Which Factors Should You Consider When Comparing Personal Loans


When you are shopping for a personal loan, the most important factors to contemplate include the lender’s minimum credit score criteria, annual percentage rate, loan term, and potential loan fees. The specifics will always vary from lender to lender—some lenders may accept loan requests even with an average credit score while others may reject it. 

So taking some time to check out different lenders is essential even if you are in an emergency because even though personal loans are a convenient way to finance almost all personal expenses, they do come at a cost. With a bit of patience and effort, you will be able to find a lender who offers the best personal loan features. In this article, we will be discussing the different factors that all potential borrowers should look into while looking for personal loans.

Factors to consider while shopping for a personal loan

  • Minimum Credit Score Required

Sometimes our preferences take a back seat because lenders’ criteria are strict and if you don’t meet them, there’s nothing you can do about it. For example, some lenders only accept loan requests from people with a credit score of at least 600 while others might let you borrow even with a credit score of less than 500. However, to qualify for the most favourable terms, most lenders will expect you to have a credit score of 670 or higher.

  • Annual Percentage Rate (APR)

APR is one of the most important factors to consider when you are comparing personal loans. APR or Annual Percentage Rate is the interest rate you will be paying, including any potential fee the lender might charge. The higher the APR, the higher the overall cost of the loan.

  • Loan Term

Most personal loans have a repayment period between two to five years. However, some lenders offer longer terms. For example, some lenders might offer you a repayment term of up to seven or even ten years. A longer repayment term would mean a lower monthly payment but you will end up spending more overall because a longer length would mean more interest rate.

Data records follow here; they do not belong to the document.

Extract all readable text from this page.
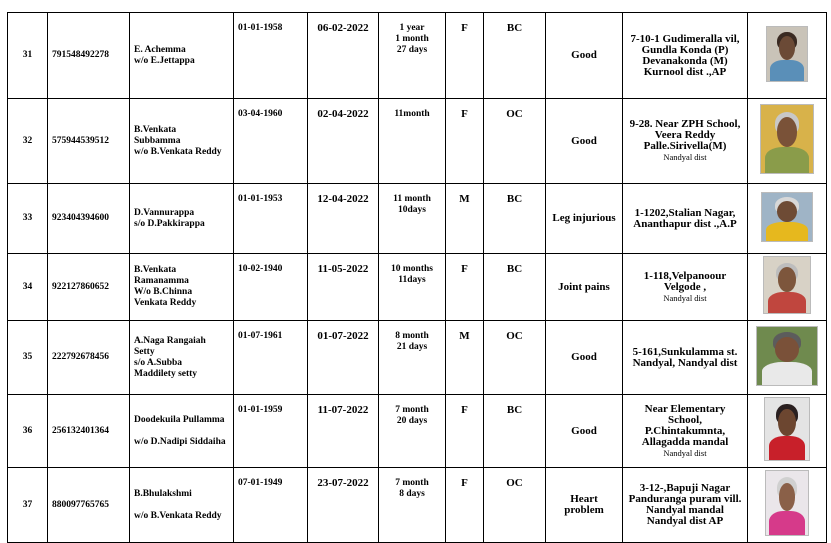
31	791548492278	E. Achemma
w/o E.Jettappa	01-01-1958	06-02-2022	1 year
1 month
27 days	F	BC	Good	7-10-1 Gudimeralla vil,
Gundla Konda (P)
Devanakonda (M)
Kurnool dist .,AP	

32	575944539512	B.Venkata
Subbamma
w/o B.Venkata Reddy	03-04-1960	02-04-2022	11month	F	OC	Good	9-28. Near ZPH School,
Veera Reddy
Palle.Sirivella(M)
Nandyal dist	

33	923404394600	D.Vannurappa
s/o D.Pakkirappa	01-01-1953	12-04-2022	11 month
10days	M	BC	Leg injurious	1-1202,Stalian Nagar,
Ananthapur dist .,A.P	

34	922127860652	B.Venkata
Ramanamma
W/o B.Chinna
Venkata Reddy	10-02-1940	11-05-2022	10 months
11days	F	BC	Joint pains	1-118,Velpanoour
Velgode ,
Nandyal dist	

35	222792678456	A.Naga Rangaiah
Setty
s/o A.Subba
Maddilety setty	01-07-1961	01-07-2022	8 month
21 days	M	OC	Good	5-161,Sunkulamma st.
Nandyal, Nandyal dist	

36	256132401364	Doodekuila Pullamma

w/o D.Nadipi Siddaiha	01-01-1959	11-07-2022	7 month
20 days	F	BC	Good	Near Elementary School,
P.Chintakumnta,
Allagadda mandal
Nandyal dist	

37	880097765765	B.Bhulakshmi

w/o B.Venkata Reddy	07-01-1949	23-07-2022	7 month
8 days	F	OC	Heart problem	3-12-,Bapuji Nagar
Panduranga puram vill.
Nandyal mandal
Nandyal dist AP	
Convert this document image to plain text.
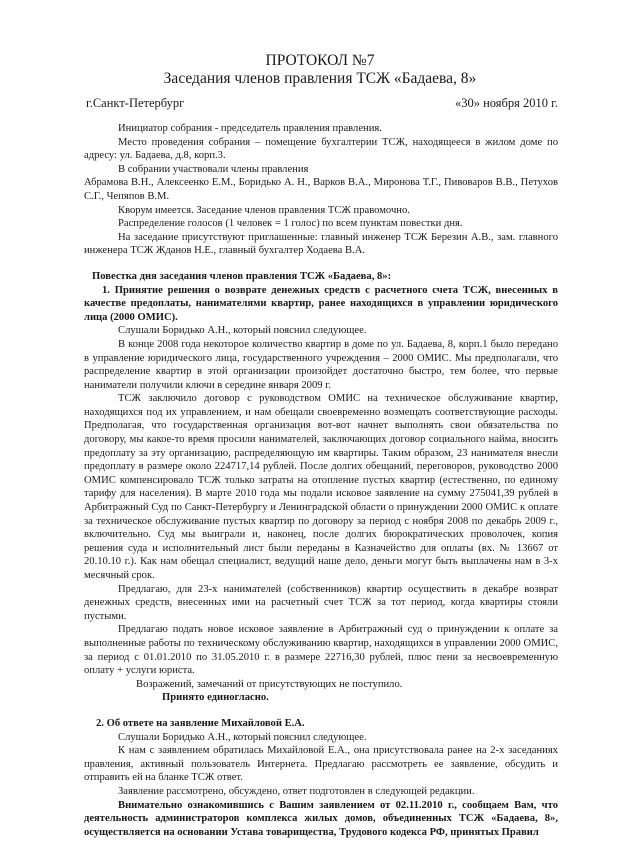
ПРОТОКОЛ №7
Заседания членов правления ТСЖ «Бадаева, 8»
г.Санкт-Петербург	«30» ноября 2010 г.

Инициатор собрания - председатель правления правления.

Место проведения собрания – помещение бухгалтерии ТСЖ, находящееся в жилом доме по адресу: ул. Бадаева, д.8, корп.3.

В собрании участвовали члены правления

Абрамова В.Н., Алексеенко Е.М., Боридько А. Н., Варков В.А., Миронова Т.Г., Пивоваров В.В., Петухов С.Г., Чепяпов В.М.

Кворум имеется. Заседание членов правления ТСЖ правомочно.

Распределение голосов (1 человек = 1 голос) по всем пунктам повестки дня.

На заседание присутствуют приглашенные: главный инженер ТСЖ Березин А.В., зам. главного инженера ТСЖ Жданов Н.Е., главный бухгалтер Ходаева В.А.

Повестка дня заседания членов правления ТСЖ «Бадаева, 8»:

1. Принятие решения о возврате денежных средств с расчетного счета ТСЖ, внесенных в качестве предоплаты, нанимателями квартир, ранее находящихся в управлении юридического лица (2000 ОМИС).

Слушали Боридько А.Н., который пояснил следующее.

В конце 2008 года некоторое количество квартир в доме по ул. Бадаева, 8, корп.1 было передано в управление юридического лица, государственного учреждения – 2000 ОМИС. Мы предполагали, что распределение квартир в этой организации произойдет достаточно быстро, тем более, что первые наниматели получили ключи в середине января 2009 г.

ТСЖ заключило договор с руководством ОМИС на техническое обслуживание квартир, находящихся под их управлением, и нам обещали своевременно возмещать соответствующие расходы. Предполагая, что государственная организация вот-вот начнет выполнять свои обязательства по договору, мы какое-то время просили нанимателей, заключающих договор социального найма, вносить предоплату за эту организацию, распределяющую им квартиры. Таким образом, 23 нанимателя внесли предоплату в размере около 224717,14 рублей. После долгих обещаний, переговоров, руководство 2000 ОМИС компенсировало ТСЖ только затраты на отопление пустых квартир (естественно, по единому тарифу для населения). В марте 2010 года мы подали исковое заявление на сумму 275041,39 рублей в Арбитражный Суд по Санкт-Петербургу и Ленинградской области о принуждении 2000 ОМИС к оплате за техническое обслуживание пустых квартир по договору за период с ноября 2008 по декабрь 2009 г., включительно. Суд мы выиграли и, наконец, после долгих бюрократических проволочек, копия решения суда и исполнительный лист были переданы в Казначейство для оплаты (вх. № 13667 от 20.10.10 г.). Как нам обещал специалист, ведущий наше дело, деньги могут быть выплачены нам в 3-х месячный срок.

Предлагаю, для 23-х нанимателей (собственников) квартир осуществить в декабре возврат денежных средств, внесенных ими на расчетный счет ТСЖ за тот период, когда квартиры стояли пустыми.

Предлагаю подать новое исковое заявление в Арбитражный суд о принуждении к оплате за выполненные работы по техническому обслуживанию квартир, находящихся в управлении 2000 ОМИС, за период с 01.01.2010 по 31.05.2010 г. в размере 22716,30 рублей, плюс пени за несвоевременную оплату + услуги юриста.

Возражений, замечаний от присутствующих не поступило.

Принято единогласно.

2. Об ответе на заявление Михайловой Е.А.

Слушали Боридько А.Н., который пояснил следующее.

К нам с заявлением обратилась Михайловой Е.А., она присутствовала ранее на 2-х заседаниях правления, активный пользователь Интернета. Предлагаю рассмотреть ее заявление, обсудить и отправить ей на бланке ТСЖ ответ.

Заявление рассмотрено, обсуждено, ответ подготовлен в следующей редакции.

Внимательно ознакомившись с Вашим заявлением от 02.11.2010 г., сообщаем Вам, что деятельность администраторов комплекса жилых домов, объединенных ТСЖ «Бадаева, 8», осуществляется на основании Устава товарищества, Трудового кодекса РФ, принятых Правил
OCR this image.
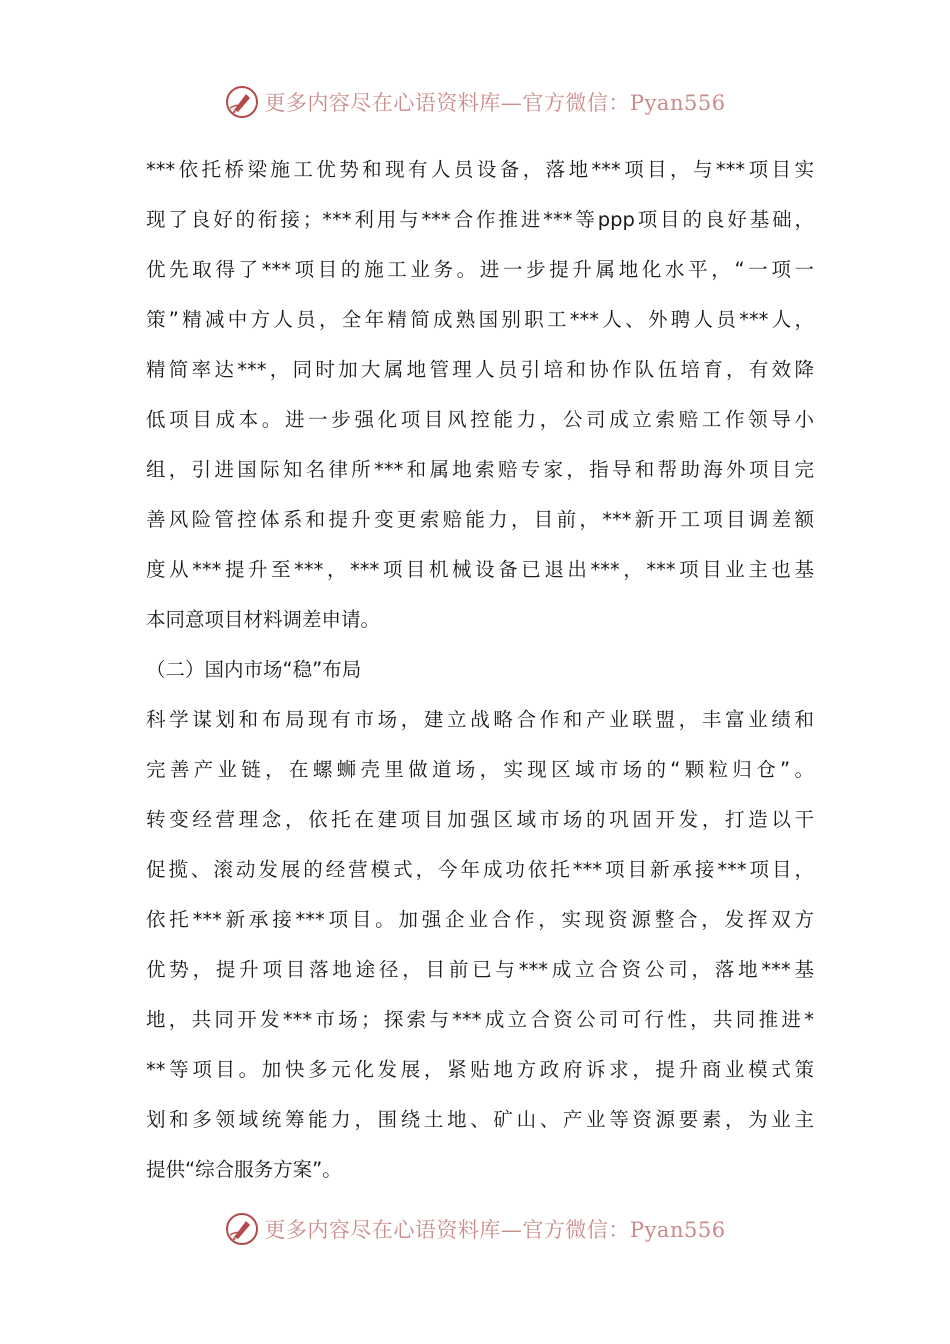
更多内容尽在心语资料库—官方微信：Pyan556
***依托桥梁施工优势和现有人员设备，落地***项目，与***项目实
现了良好的衔接；***利用与***合作推进***等ppp项目的良好基础，
优先取得了***项目的施工业务。进一步提升属地化水平，“一项一
策”精减中方人员，全年精简成熟国别职工***人、外聘人员***人，
精简率达***，同时加大属地管理人员引培和协作队伍培育，有效降
低项目成本。进一步强化项目风控能力，公司成立索赔工作领导小
组，引进国际知名律所***和属地索赔专家，指导和帮助海外项目完
善风险管控体系和提升变更索赔能力，目前，***新开工项目调差额
度从***提升至***，***项目机械设备已退出***，***项目业主也基
本同意项目材料调差申请。
（二）国内市场“稳”布局
科学谋划和布局现有市场，建立战略合作和产业联盟，丰富业绩和
完善产业链，在螺蛳壳里做道场，实现区域市场的“颗粒归仓”。
转变经营理念，依托在建项目加强区域市场的巩固开发，打造以干
促揽、滚动发展的经营模式，今年成功依托***项目新承接***项目，
依托***新承接***项目。加强企业合作，实现资源整合，发挥双方
优势，提升项目落地途径，目前已与***成立合资公司，落地***基
地，共同开发***市场；探索与***成立合资公司可行性，共同推进*
**等项目。加快多元化发展，紧贴地方政府诉求，提升商业模式策
划和多领域统筹能力，围绕土地、矿山、产业等资源要素，为业主
提供“综合服务方案”。
更多内容尽在心语资料库—官方微信：Pyan556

Similarly, a shorter repayment term will have a higher monthly repayment but you could pay off the debt sooner and save money on the interest. Analyze your finances and requirements to figure out if a shorter repayment term would be better for you or a longer one.

  • Loan Fees

Most lenders will have additional fees that you need to be aware of before applying for a loan. This includes origination fees, prepayment penalties, returned payment fees, and late fees, among others. Some lenders might not charge these fees, which is why it’s important to ask around before settling on a lender. Additionally, if your credit score is really good, you might be able to negotiate with the lender to remove some of these fees.

  • Collateral

If you are concerned that your credit score is bad or that you don’t have a stable monthly income, it might make sense to sign up a collateral to secure the loan. These types of loans are called secured personal loans. A collateral could be a property, a car, or any type of personal asset that you fully own. But keep in mind that if you default on the loan, the lender or bank will cease the collateral.

  • Processing time and procedure

Every lender will have different processing times and procedures to determine whether to approve the loan request or not. If you need the funds urgently, look for a lender that can process the request the same day. Some lenders offer 24-hour processing time which means if your request is approved, then you will receive the funds the very next day. This factor can help you narrow down the options.


Before you start with anything, it’s important to consider your financial needs and situation first. By noting down how much you need, your monthly income, and how much of your income you can afford to give as repayment after your personal expenses, you will have a better idea of what terms would be best for you. Once these points are down, you can compare different lenders and find the one best for you.